Heartland continued the Judds’ run as one of the top acts in country music and certainly the genre’s pre-eminent duo.  However, musically, it did not really break any new ground.

Grade: B (A for the European version)

Album Review: Tanya Tucker – ‘Strong Enough To Bend’

TanyaTuckerStrongEnoughtoBendTanya’s third release for Capitol, in 1988, showed no signs of a creative or commercial slowdown, even though she finally admitted that year that she had alcohol and cocaine addictions, and went into rehab.

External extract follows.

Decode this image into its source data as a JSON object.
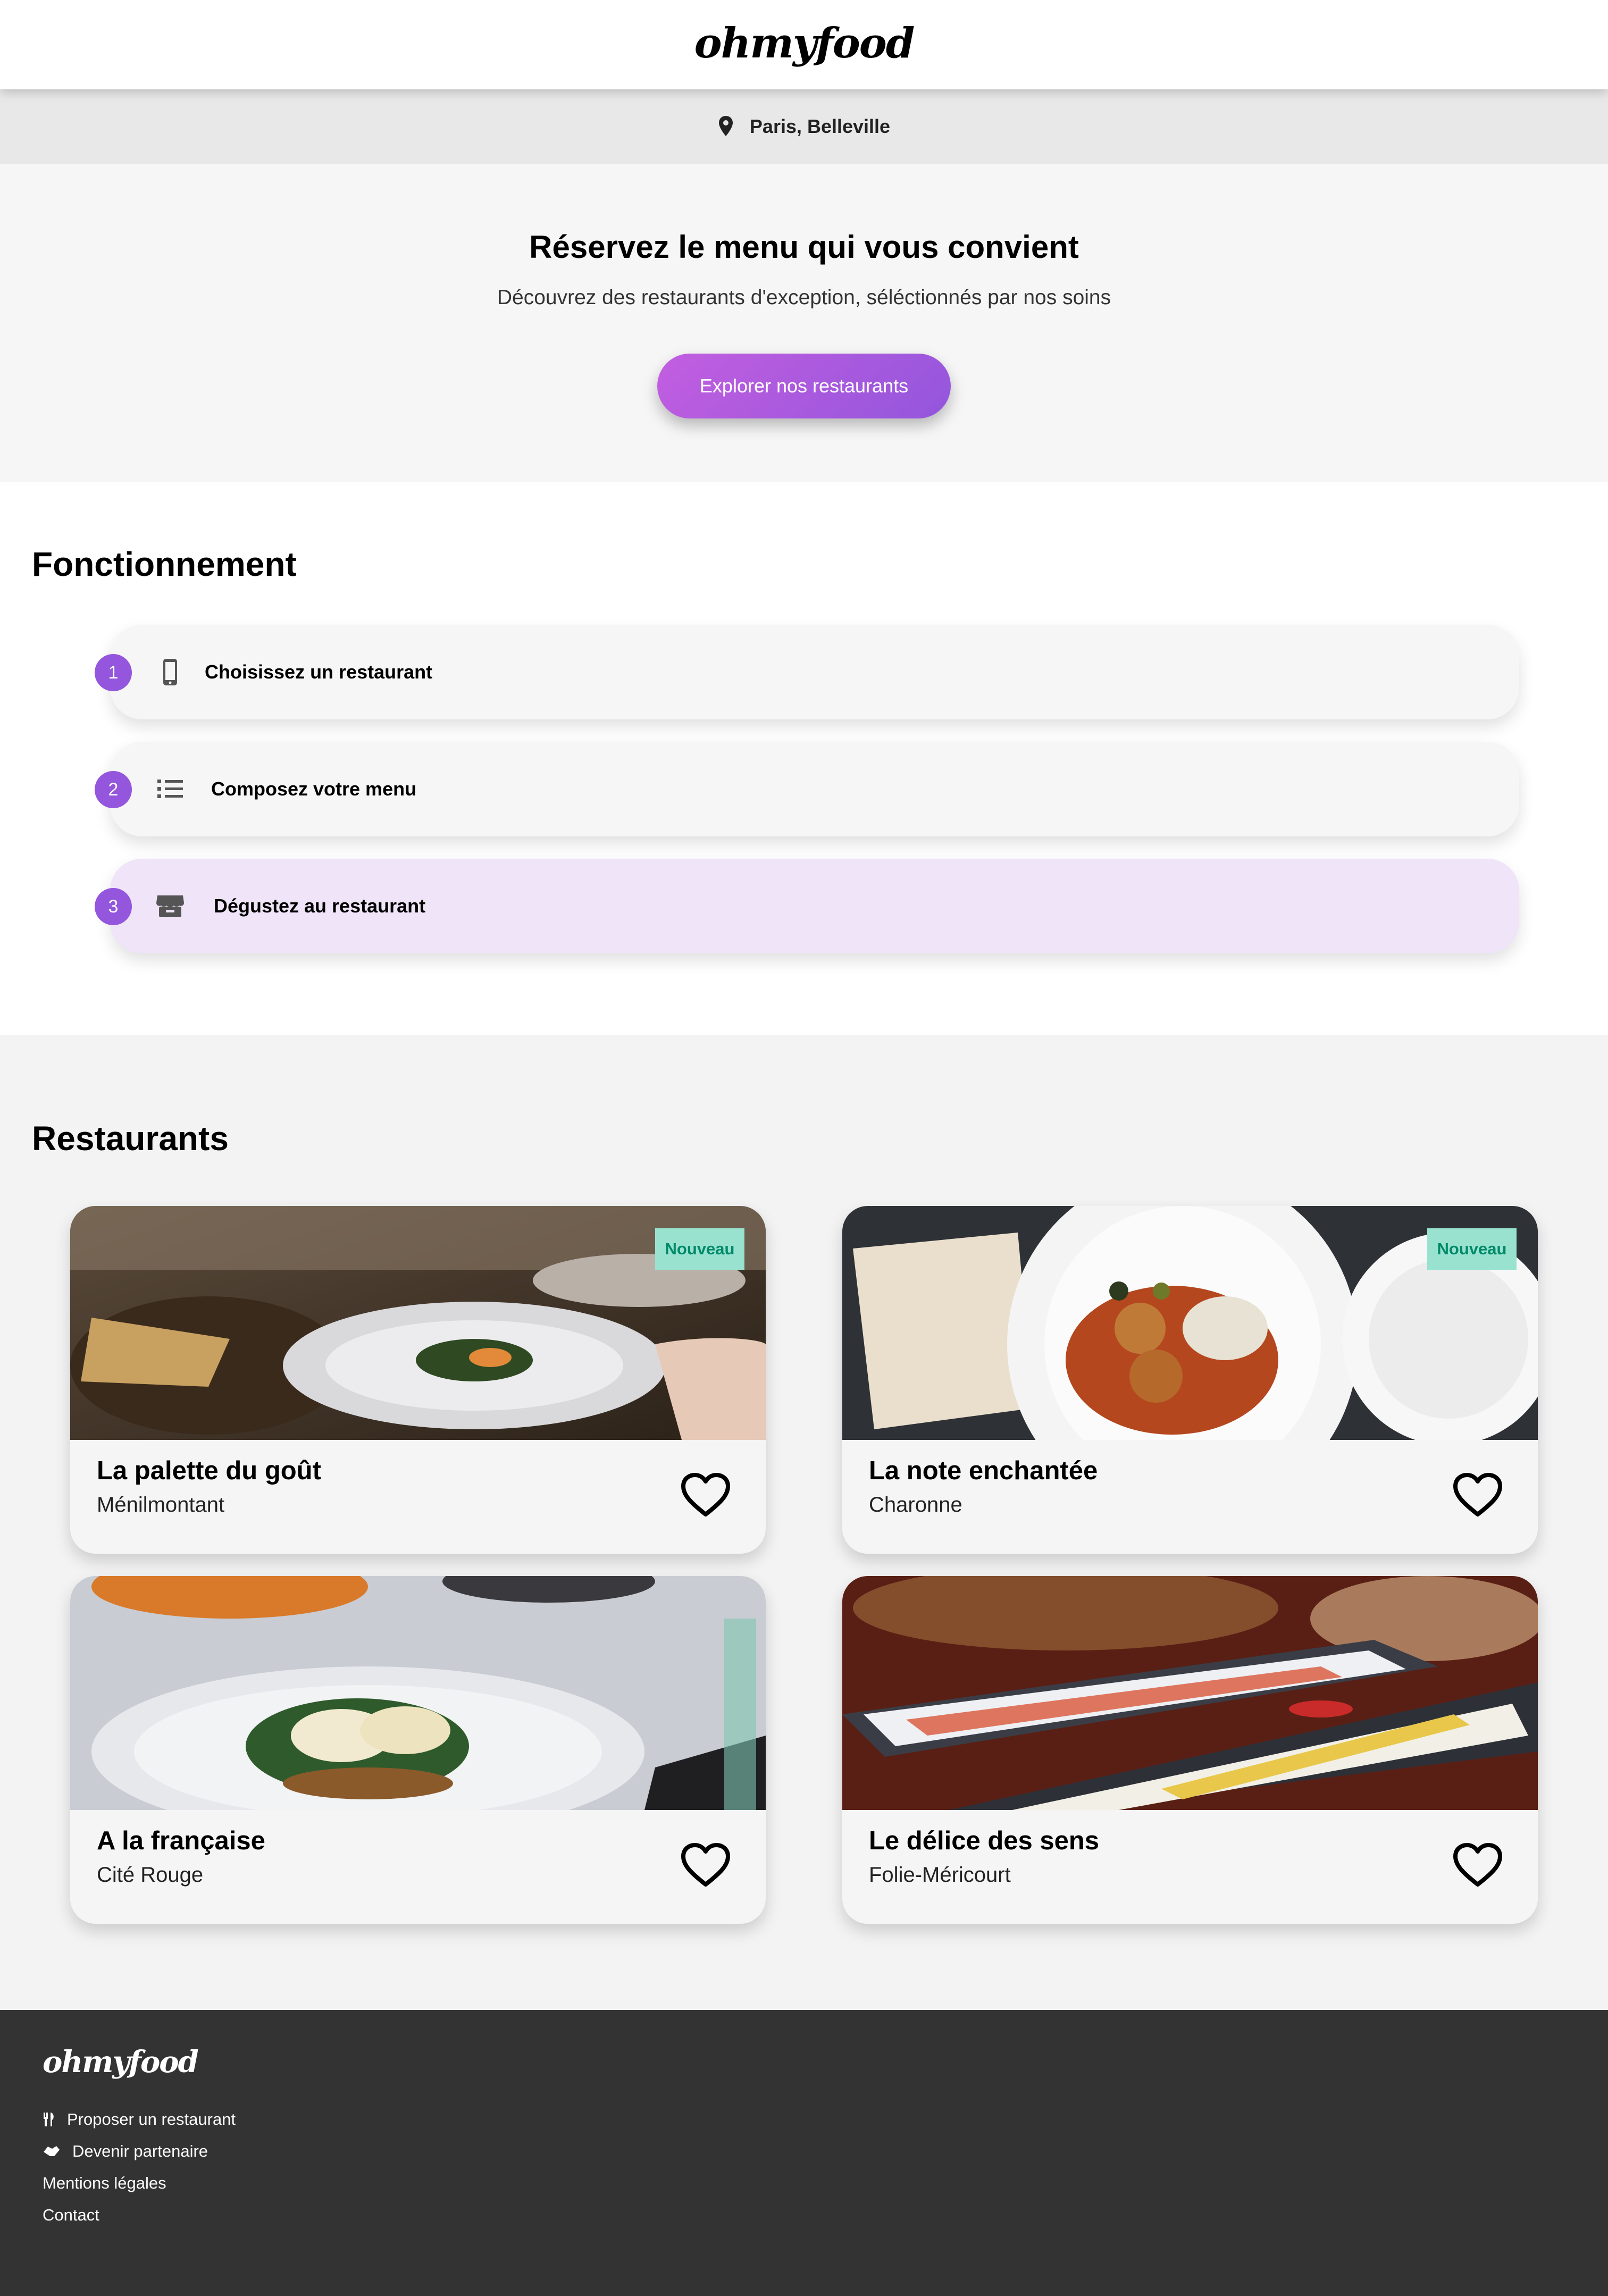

Strong Enough To Bend is one of my favorite Tanya Tucker albums. Produced as before by Jerry Crutchfield, it features some very good songs, and shows Tanya at her best vocally. She commits 100% even to the less stellar material. For some reason it was recorded in the Bahamas, but the usual top Nashville session musicians were imported to play on the record.

The title track and lead-off single, written by Beth Nielsen Chapman and Don Schlitz, was a charming piece comparing a lasting relationship to a tree which bends in the wind instead of breaking:
“Sway with the wind ’til the storm is gone
Like a tree out in the back yard
That never has been broken by the wind
Our love will last forever
If we’re strong enough to bend.”

It is the kind of song which might sound sappy performed by a more sentimental singer, but Tanya tackles it briskly enough to let the message sound rooted in experience. It was to be Tanya’s last #1 hit.

Tanya took a completely different approach in the track which was picked to follow it on the charts, the positively raunchy ‘Highway Robbery’. This semi-novelty song has Tanya stopped from speeding and claiming the (perfectly good) excuse that she was doing it only so she could hunt down the hot blue-eyed guy who “stole my heart from a moving car” when he passed her some miles back down the road. “He oughta do time in my arms for what he’s done”, she claims, evidently to no effect, as by the fadeout at the end of the song she’s abandoned him in favor of making eyes at the (lucky?) patrolman. The story is entertaining if silly, but too heavily produced for my taste, but was a big (#2) hit. Also successful despite being very over-produced was my least favorite track, the boring and pop-sounding ‘Call On Me’, which reached #4.

The final single released from the album, the touching ‘Daddy And Home’, was less successful, but is actually the highlight of the album. Altough it is not typical of Tanya’s best-known material, it is one of her finest moments artistically. It is a beautifully restrained and tender take on an old Jimmie Rodgers classic about homesickness and a child’s love for an aging father, which Tanya dedicated to her own father, a major influence on her career.